It sounds like your new position is a 1099 position rather than a w-2 position. This means you only get paid via contract and you aren't an employee and don't have any benefits etc. In addition to you having to withhold your own taxes, this also means that you'll have to pay things that an "employer" normally would like the employer portion of social security and medicare. I'd do some research on the differences so that you understand them.
As a result of getting paid 1099, you are already your own company. Its a sole proprietorship where your company name is your own personal name. You can do a solo 401k with fidelity and its free. I would recommend pursuing it if we are talking about more than 2k/year in income.
I would recommend googling and doing some research to understand your responsibilities when getting paid 1099. You will be (at least partially) self employed, have to do more tax related work, file a schedule C, etc. On the flipside, you can deduct some stuff as a business expense.
You should be also be paid more as a 1099 than as an employee because you are shouldering a lot of responsibility/tax burden that normally you would not have to as a w-2 employee.
you got it. I'm not an employee actually...sorry I wasn't clear...I'm not all familiar with all the tax jargon. The contract says I'm not an employee. But I could get more similar gigs...hopefully.
Paraphrasing the contract, it says it's not an employment agreement or guarantee of assigned work for any specific period of time. The relationships is "at will". Understands not a full time Equivalent employee as defined by Dept of Labor...not eligible for benefits...etc. Nor am I planning/expecting to be an employee. This arrangement works fine if I can throw $$ into a 401K.
I think it's 1099 because on page 1 of the W-9, there's a lot of Form 1099-INT, DIV, MISC, B etc on the Purpose of Form.
Haven't a clue I'm paid more or not, but it's not low per assignment. 40 hours of work would be over a grand I guess.

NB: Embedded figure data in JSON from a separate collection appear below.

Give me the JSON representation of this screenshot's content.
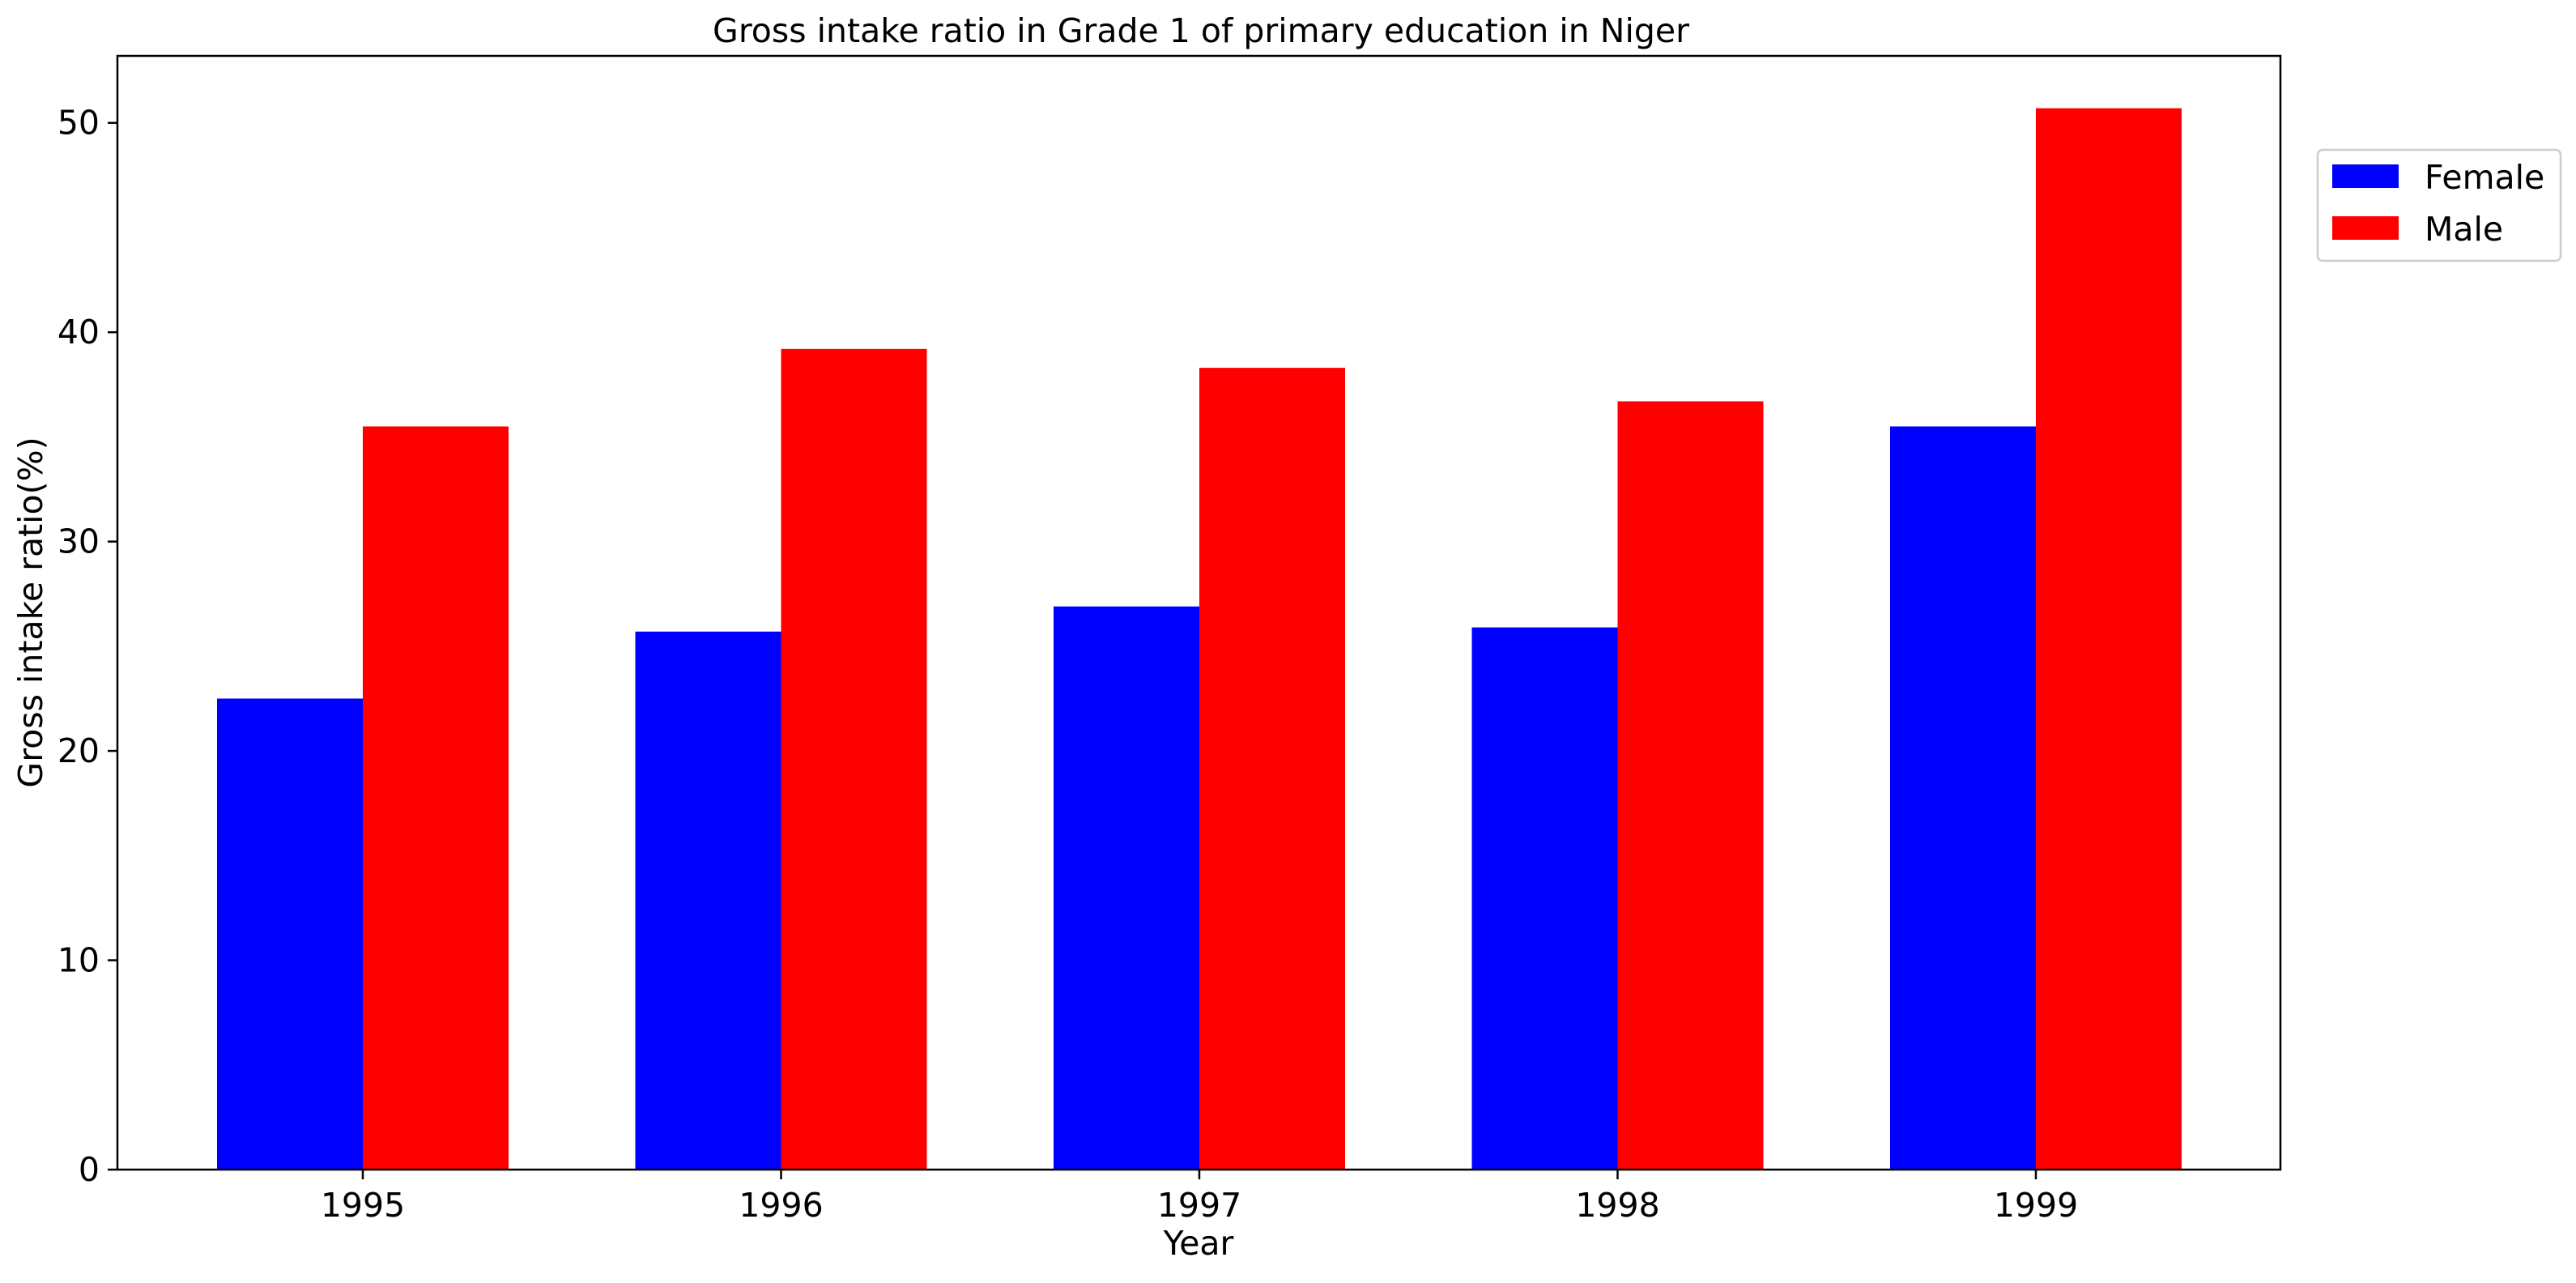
{
  "chart_data": {
    "type": "bar",
    "title": "Gross intake ratio in Grade 1 of primary education in Niger",
    "xlabel": "Year",
    "ylabel": "Gross intake ratio(%)",
    "categories": [
      "1995",
      "1996",
      "1997",
      "1998",
      "1999"
    ],
    "series": [
      {
        "name": "Female",
        "color": "#0000ff",
        "values": [
          22.5,
          25.7,
          26.9,
          25.9,
          35.5
        ]
      },
      {
        "name": "Male",
        "color": "#ff0000",
        "values": [
          35.5,
          39.2,
          38.3,
          36.7,
          50.7
        ]
      }
    ],
    "ylim": [
      0,
      53.2
    ],
    "yticks": [
      0,
      10,
      20,
      30,
      40,
      50
    ],
    "grid": false,
    "legend_position": "upper-right outside"
  }
}
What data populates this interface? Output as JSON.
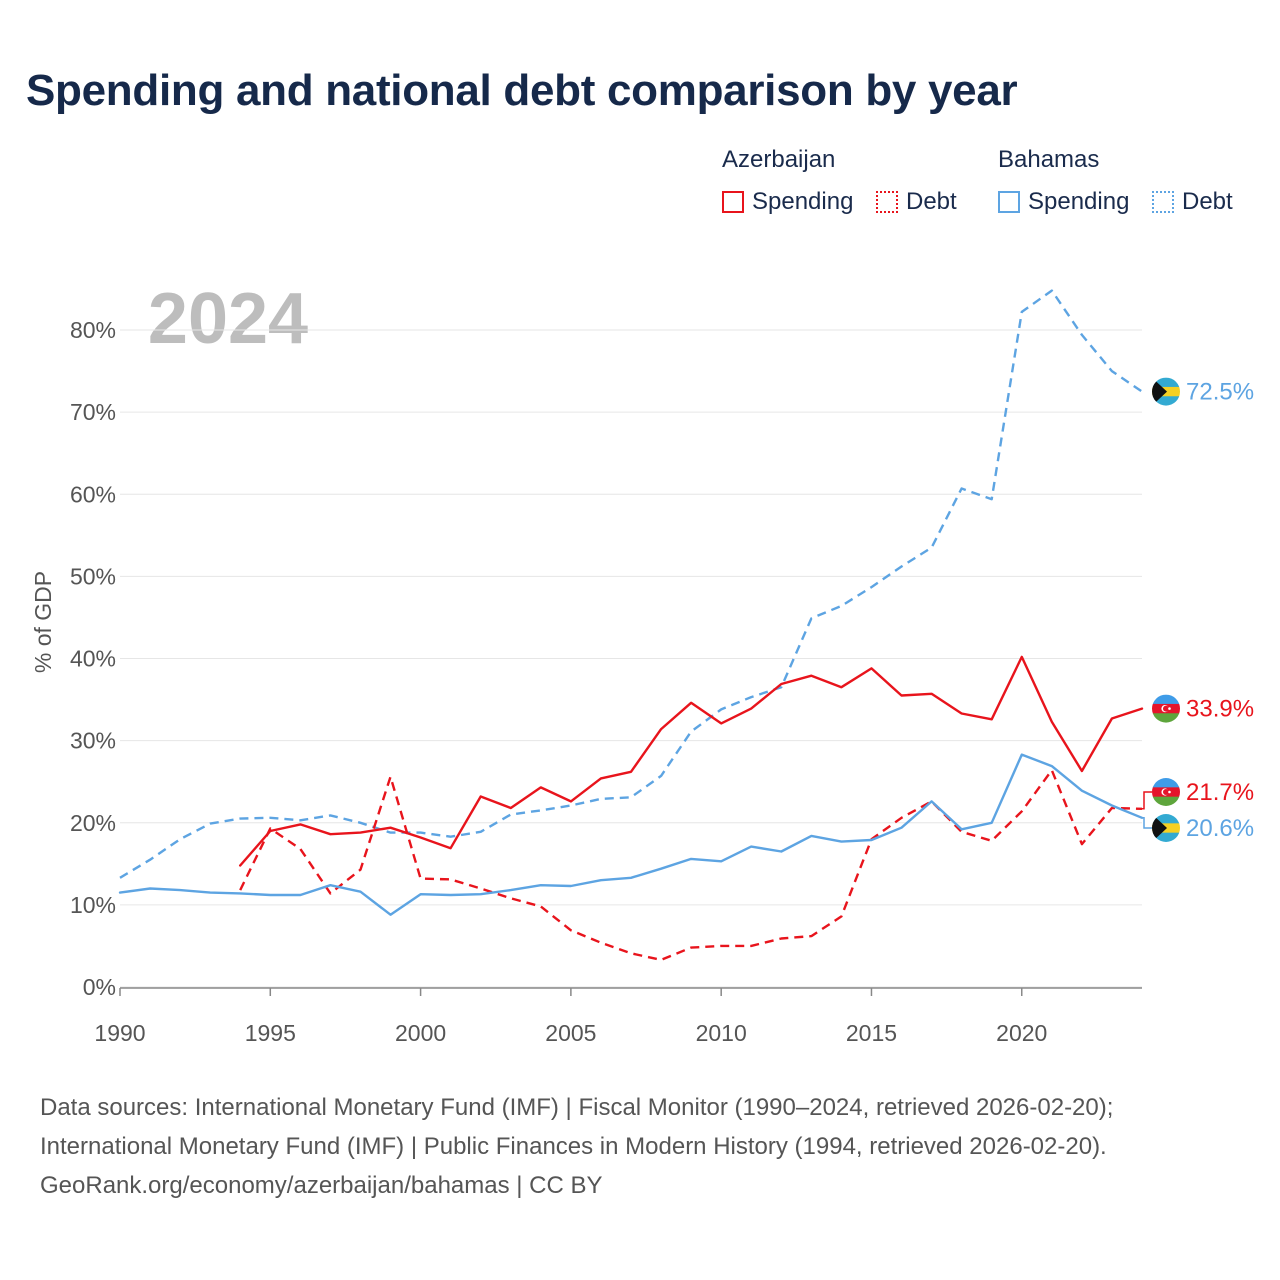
{
  "title": "Spending and national debt comparison by year",
  "legend": {
    "groups": [
      {
        "name": "Azerbaijan",
        "color": "#e8141c",
        "items": [
          {
            "label": "Spending",
            "style": "solid"
          },
          {
            "label": "Debt",
            "style": "dotted"
          }
        ]
      },
      {
        "name": "Bahamas",
        "color": "#5da4e2",
        "items": [
          {
            "label": "Spending",
            "style": "solid"
          },
          {
            "label": "Debt",
            "style": "dotted"
          }
        ]
      }
    ]
  },
  "chart_data": {
    "type": "line",
    "year_watermark": "2024",
    "ylabel": "% of GDP",
    "xlim": [
      1990,
      2024
    ],
    "ylim": [
      0,
      85
    ],
    "y_ticks": [
      0,
      10,
      20,
      30,
      40,
      50,
      60,
      70,
      80
    ],
    "y_tick_labels": [
      "0%",
      "10%",
      "20%",
      "30%",
      "40%",
      "50%",
      "60%",
      "70%",
      "80%"
    ],
    "x_ticks": [
      1990,
      1995,
      2000,
      2005,
      2010,
      2015,
      2020
    ],
    "x_tick_labels": [
      "1990",
      "1995",
      "2000",
      "2005",
      "2010",
      "2015",
      "2020"
    ],
    "series": [
      {
        "name": "Bahamas Debt",
        "country": "Bahamas",
        "metric": "Debt",
        "color": "#5da4e2",
        "dashed": true,
        "x": [
          1990,
          1991,
          1992,
          1993,
          1994,
          1995,
          1996,
          1997,
          1998,
          1999,
          2000,
          2001,
          2002,
          2003,
          2004,
          2005,
          2006,
          2007,
          2008,
          2009,
          2010,
          2011,
          2012,
          2013,
          2014,
          2015,
          2016,
          2017,
          2018,
          2019,
          2020,
          2021,
          2022,
          2023,
          2024
        ],
        "values": [
          13.3,
          15.5,
          18.0,
          19.9,
          20.5,
          20.6,
          20.3,
          20.9,
          20.0,
          18.8,
          18.8,
          18.3,
          18.9,
          21.0,
          21.5,
          22.1,
          22.9,
          23.1,
          25.7,
          31.1,
          33.8,
          35.3,
          36.5,
          44.9,
          46.4,
          48.7,
          51.2,
          53.5,
          60.7,
          59.4,
          82.2,
          84.8,
          79.4,
          75.0,
          72.5
        ]
      },
      {
        "name": "Azerbaijan Debt",
        "country": "Azerbaijan",
        "metric": "Debt",
        "color": "#e8141c",
        "dashed": true,
        "x": [
          1994,
          1995,
          1996,
          1997,
          1998,
          1999,
          2000,
          2001,
          2002,
          2003,
          2004,
          2005,
          2006,
          2007,
          2008,
          2009,
          2010,
          2011,
          2012,
          2013,
          2014,
          2015,
          2016,
          2017,
          2018,
          2019,
          2020,
          2021,
          2022,
          2023,
          2024
        ],
        "values": [
          11.8,
          19.3,
          16.8,
          11.4,
          14.3,
          25.6,
          13.2,
          13.1,
          12.0,
          10.8,
          9.8,
          6.9,
          5.4,
          4.1,
          3.3,
          4.8,
          5.0,
          5.0,
          5.9,
          6.2,
          8.6,
          18.0,
          20.6,
          22.6,
          18.9,
          17.8,
          21.4,
          26.4,
          17.4,
          21.8,
          21.7
        ]
      },
      {
        "name": "Bahamas Spending",
        "country": "Bahamas",
        "metric": "Spending",
        "color": "#5da4e2",
        "dashed": false,
        "x": [
          1990,
          1991,
          1992,
          1993,
          1994,
          1995,
          1996,
          1997,
          1998,
          1999,
          2000,
          2001,
          2002,
          2003,
          2004,
          2005,
          2006,
          2007,
          2008,
          2009,
          2010,
          2011,
          2012,
          2013,
          2014,
          2015,
          2016,
          2017,
          2018,
          2019,
          2020,
          2021,
          2022,
          2023,
          2024
        ],
        "values": [
          11.5,
          12.0,
          11.8,
          11.5,
          11.4,
          11.2,
          11.2,
          12.4,
          11.6,
          8.8,
          11.3,
          11.2,
          11.3,
          11.8,
          12.4,
          12.3,
          13.0,
          13.3,
          14.4,
          15.6,
          15.3,
          17.1,
          16.5,
          18.4,
          17.7,
          17.9,
          19.4,
          22.6,
          19.2,
          20.0,
          28.3,
          26.9,
          23.9,
          22.1,
          20.6
        ]
      },
      {
        "name": "Azerbaijan Spending",
        "country": "Azerbaijan",
        "metric": "Spending",
        "color": "#e8141c",
        "dashed": false,
        "x": [
          1994,
          1995,
          1996,
          1997,
          1998,
          1999,
          2000,
          2001,
          2002,
          2003,
          2004,
          2005,
          2006,
          2007,
          2008,
          2009,
          2010,
          2011,
          2012,
          2013,
          2014,
          2015,
          2016,
          2017,
          2018,
          2019,
          2020,
          2021,
          2022,
          2023,
          2024
        ],
        "values": [
          14.8,
          19.0,
          19.8,
          18.6,
          18.8,
          19.4,
          18.2,
          16.9,
          23.2,
          21.8,
          24.3,
          22.6,
          25.4,
          26.2,
          31.4,
          34.6,
          32.1,
          33.9,
          36.9,
          37.9,
          36.5,
          38.8,
          35.5,
          35.7,
          33.3,
          32.6,
          40.2,
          32.3,
          26.3,
          32.7,
          33.9
        ]
      }
    ],
    "end_labels": [
      {
        "label": "72.5%",
        "country": "Bahamas",
        "value": 72.5,
        "color": "#5da4e2"
      },
      {
        "label": "33.9%",
        "country": "Azerbaijan",
        "value": 33.9,
        "color": "#e8141c"
      },
      {
        "label": "21.7%",
        "country": "Azerbaijan",
        "value": 21.7,
        "color": "#e8141c"
      },
      {
        "label": "20.6%",
        "country": "Bahamas",
        "value": 20.6,
        "color": "#5da4e2"
      }
    ]
  },
  "footer": {
    "line1": "Data sources: International Monetary Fund (IMF) | Fiscal Monitor (1990–2024, retrieved 2026-02-20);",
    "line2": "International Monetary Fund (IMF) | Public Finances in Modern History (1994, retrieved 2026-02-20).",
    "line3": "GeoRank.org/economy/azerbaijan/bahamas | CC BY"
  }
}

No clue where to start though...I can just call the brokerage, give my SS, tell them what's going on? I'm guessing I need to fill out the W-9 a different way? Or the W-9 is just for my employer and they don't need to know how I'm contributing to a i401k? It's asking about Business name (not sure I need) and federal tax classification C corporation, S corporation, Partnership, Trust/estate, LLC, Enter tax class, other, or
individual/sole proprietor or single-member LLC (i think it's that one, can do i401k?
Just curious, why >$2K is it worth it?
exactly, as an employee (W2) your company pays half your medicare/SS tax, so if you are a 1099, make sure youre grossed-up from your previous wages, as you are now responsible for all of it. But yes as a 1099 you can open your i401k - I did mine through Vanguard as a Sole-Prop (free EIN from IRS, not sure if it's necessary to open a 401k, but i think it is). Also apparently VG only allows you to open mutual funds in your i401k, which seems odd to me.
But a pretty sweet set-up, i was able to put 33k in there last year - rather than the 18k elsewhere, downside is i'm providing my own match, so no "free" money (other than the tax savings of course)
Wait you can contribute more than >18K/year into a 401k??! I read something on employee deferral...is that why?
Thanks guys/gals...it's getting to be clearer.